Provenance:
Private Collection, Barcelona, Spain

ABOUT THE WORK

Art historians often muse : What would Juan Luna have become had his Parisian life not been stopped by his personal tragedy in September 1892. One of his most devoted biographers, E. Aguilar Cruz, wrote “When Luna arrived in Paris in 1885, the French Salon was dying; Impressionism had already passed its zenith, and Neo-Impressionism, its offshoot, was gathering force. From this, one might expect that Luna — already showing signs of discontent with Academism and with the limitations of Grand Manner painting — might have joined ranks with the Impressionists.” He continues, “In the crosscurrents of the different schools which competed for the distinction of representing the spirit of those times, painters like Luna were notable for maintaining their independence from the extremes of academic and anti-academic art. It was such that Luna made his mark as an artist worthy of the best.” By 1886, Luna was on his way to becoming a celebrity, not only among his fellow Filipinos who basked in the reflected glory of his triumph with the bemedalled Spoliarium but with the greater circle of European artists and critics. He had been toasted by José Rizal, was a friend of ilustrados such as Pedro Paterno and married the heiress Paz Pardo de Tavera. With his wife, he had two capacious villas on Rue Pergolese in Paris, one of them used only as his studio.

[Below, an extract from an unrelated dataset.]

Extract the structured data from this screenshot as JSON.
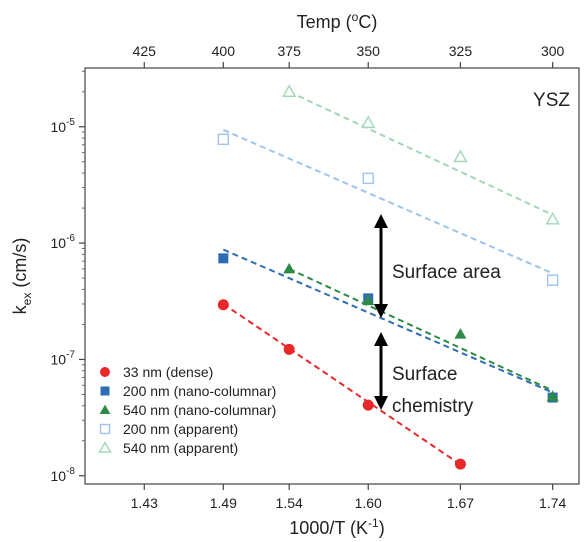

As Aguilar Cruz would remark, ‘Some days, he would pack up his oils and brushes for painting holidays in the fashionable bathing resorts on the Channel coast.” There are works of his done in en plein aire of Noisy-le-Grand as well as of Brittany. This pocket portrait may have been created during one such expedition, painted on the fly, one of “the casual oil sketches” that Aguilar Cruz said “cannot conceal the vigor of his style as a realist.”